L’edizione odierna de “Il Giornale di Sicilia” si sofferma sull’omicidio allo Sperone.
«Allora l’anno scorso mi è venuto a dire che hanno messo mano i carabinieri. Chi è che me lo ha detto non si può sbagliare. Dice che i carabinieri… la Procura… ha preso … gli ha tolto la cosa alla squadra mobile che non riusciva a prendere niente. Quello che mi ha detto così… è della squadra mobile». Il boss Giancarlo Romano, ucciso allo Sperone il 26 febbraio, parlava sotto voce con due suoi uomini, Giuseppe Chiarello e Settimo Turturella, entrambi arrestati nella recente operazione contro la famiglia mafiosa di corso dei Mille, raccontando che i carabinieri li avevano messi nel mirino.

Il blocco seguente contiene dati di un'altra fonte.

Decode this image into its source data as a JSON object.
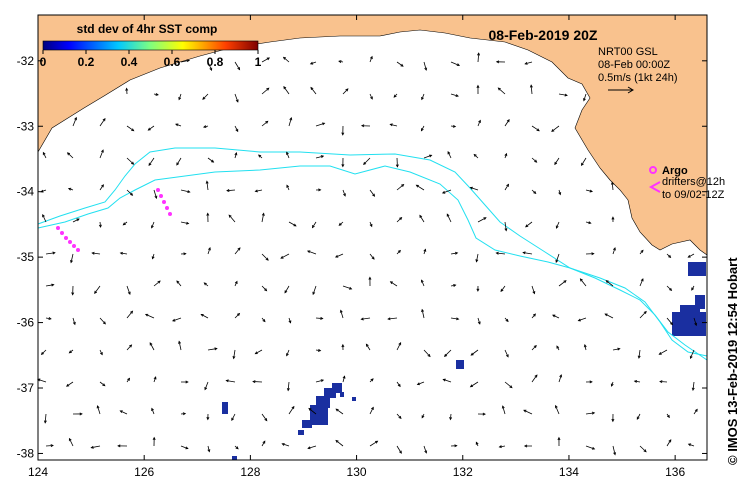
{
  "title": "08-Feb-2019 20Z",
  "colorbar": {
    "title": "std dev of 4hr SST comp",
    "ticks": [
      "0",
      "0.2",
      "0.4",
      "0.6",
      "0.8",
      "1"
    ]
  },
  "current_legend": {
    "line1": "NRT00 GSL",
    "line2": "08-Feb 00:00Z",
    "line3": "0.5m/s (1kt 24h)"
  },
  "argo_legend": {
    "argo_label": "Argo",
    "drifters_line1": "drifters@12h",
    "drifters_line2": "to 09/02-12Z"
  },
  "side_credit": "© IMOS 13-Feb-2019 12:54 Hobart",
  "axes": {
    "x_ticks": [
      "124",
      "126",
      "128",
      "130",
      "132",
      "134",
      "136"
    ],
    "y_ticks": [
      "-32",
      "-33",
      "-34",
      "-35",
      "-36",
      "-37",
      "-38"
    ],
    "lon_range": [
      124,
      136.6
    ],
    "lat_range": [
      -38.1,
      -31.3
    ]
  },
  "colors": {
    "land": "#f9c28e",
    "contour": "#22e0f0",
    "drifter": "#ff33ff",
    "sst_patch": "#1a2fa0"
  }
}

Sapeva che c’era un’inchiesta in corso, a un suo fedelissimo glielo avrebbe riferito una fonte certa, cioè un poliziotto della squadra mobile: una talpa, insomma, che avrebbe spifferato dettagli utili per non farli catturare a cui gli investigatori stanno dando la caccia. Romano aveva svelato ai suoi due amici di essere stato informato già dall’anno precedente che erano state avviate le indagini nei loro confronti, una notizia che sarebbe stata data da Vicè u frutta, individuato in Vincenzo Vella – anche lui finito in carcere nel blitz – soprannominato così perché gestiva una rivendita di frutta e verdura.

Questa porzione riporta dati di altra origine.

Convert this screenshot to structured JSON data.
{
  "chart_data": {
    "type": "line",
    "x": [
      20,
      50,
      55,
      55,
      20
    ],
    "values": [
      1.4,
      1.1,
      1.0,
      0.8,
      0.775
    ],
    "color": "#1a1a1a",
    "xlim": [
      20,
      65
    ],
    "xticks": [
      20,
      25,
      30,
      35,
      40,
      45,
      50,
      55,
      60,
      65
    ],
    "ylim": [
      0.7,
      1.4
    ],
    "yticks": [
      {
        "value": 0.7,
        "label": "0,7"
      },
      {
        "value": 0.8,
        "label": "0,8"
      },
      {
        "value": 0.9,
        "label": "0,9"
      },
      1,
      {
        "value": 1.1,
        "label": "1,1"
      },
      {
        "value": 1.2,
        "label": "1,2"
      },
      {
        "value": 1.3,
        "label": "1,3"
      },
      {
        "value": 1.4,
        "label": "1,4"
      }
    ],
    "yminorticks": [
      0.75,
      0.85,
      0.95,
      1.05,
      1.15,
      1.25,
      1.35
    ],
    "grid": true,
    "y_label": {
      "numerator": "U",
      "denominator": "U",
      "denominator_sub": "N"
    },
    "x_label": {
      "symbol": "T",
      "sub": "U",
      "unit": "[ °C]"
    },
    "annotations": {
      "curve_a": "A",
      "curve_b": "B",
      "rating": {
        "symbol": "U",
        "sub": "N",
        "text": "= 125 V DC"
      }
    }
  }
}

Colui che gli aveva dato la soffiata, però, aveva fatto il suo nome anche a un carabiniere che lo voleva trasformare in un informatore: «Io non ho niente da dirgli», aveva tagliato il discorso Romano rifiutando la proposta. La discussione sullo stesso argomento della fuga di notizie era proseguita con una confessione: «A me da diversi anni non mi è arrivato mai niente», aveva affermato l’astro nascente della mafia di corso dei Mille, evidentemente perché i suoi continui movimenti non avevano consentito di raccogliere prove a suo carico.